At the end of each quarter, the owner report generator pulls fresh data for every property in an owner’s portfolio. Value, equity, rent, and cap rate, all in one document.
For scheduling these scripts automatically, see the automation guide.
How do I get started?
Go to zillapi.com and sign up. You get 100 free credits with no credit card required.
Start with the rent estimate function. Pull estimates for a few of your managed properties and compare them to what you are charging. That single check often pays for a full year of API access by identifying one underpriced unit.
For the full Python setup, see the Python tutorial. For property field documentation, see the property data guide. For building a visual dashboard with this data, see the Streamlit tutorial.
Frequently asked questions
Can property managers use the Zillow API?
Yes. Third-party REST APIs like Zillapi return rent estimates, Zestimates, property details, comparable sales, and listing data for any U.S. property. Property managers use this data to set rental pricing, track portfolio values, generate owner reports, and screen new acquisitions. One API call costs 1 credit ($0.005). The free tier gives 100 credits at signup with no credit card required.
How do I get rent estimates through an API?
Call the property endpoint with the address and include rentZestimate in the fields parameter. The API returns a monthly rent estimate based on the property size, location, bedroom count, and comparable rentals nearby. One call returns the rent estimate alongside the Zestimate, tax value, and 300+ other property fields. Each call costs 1 credit.
Can I track property values across a portfolio with the API?
Yes. Store the addresses for every property you manage. Run a weekly or monthly script that pulls the current Zestimate for each one. Compare against the previous value to track appreciation or depreciation. Flag properties where the value drops more than 5% for owner notification. A portfolio of 100 properties costs $0.50 per monitoring cycle.
How do I set rental pricing with property data?
Pull the rent estimate for your property and compare it to asking rents for similar active listings nearby. If your current rent is 10% or more below the market estimate, that signals room for a rent increase at renewal. If it is above the estimate, expect longer vacancy. The API gives you both the automated estimate and the raw market data to make pricing decisions.
How much does a property data API cost for property managers?

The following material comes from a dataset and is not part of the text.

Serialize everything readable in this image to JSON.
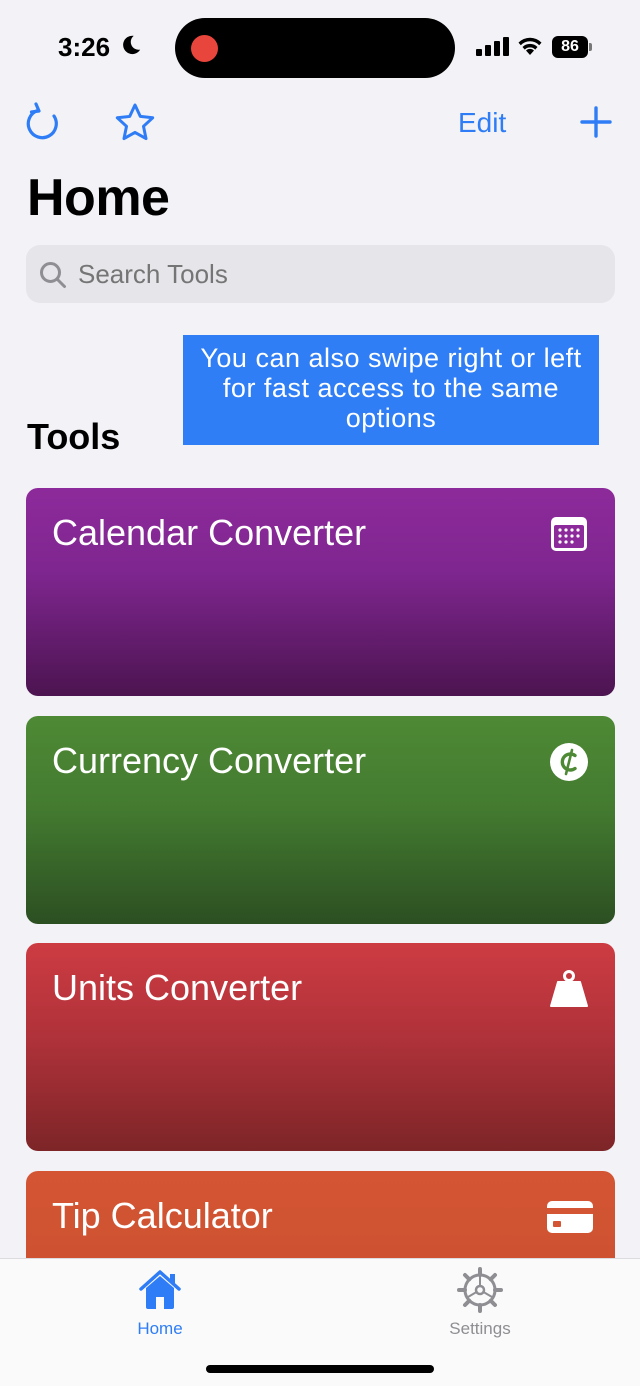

Zillapi costs $5 per month for 1,000 property lookups, or $54 per year for 12,000 lookups. A property manager with 50 units needs about 200 credits per month for portfolio monitoring and rent checks. That is $1 per month. The free tier gives 100 credits at signup. Dedicated property management data platforms charge $50 to $500 per month for similar data.
Can I generate owner reports with the API?
Yes. Pull the current Zestimate, rent estimate, and comparable sales for each property in an owner’s portfolio. Calculate equity, cap rate, and year-over-year appreciation. Format the results into a monthly or quarterly report. The API provides the data. You format it however your owners prefer, whether that is a PDF, email, or dashboard.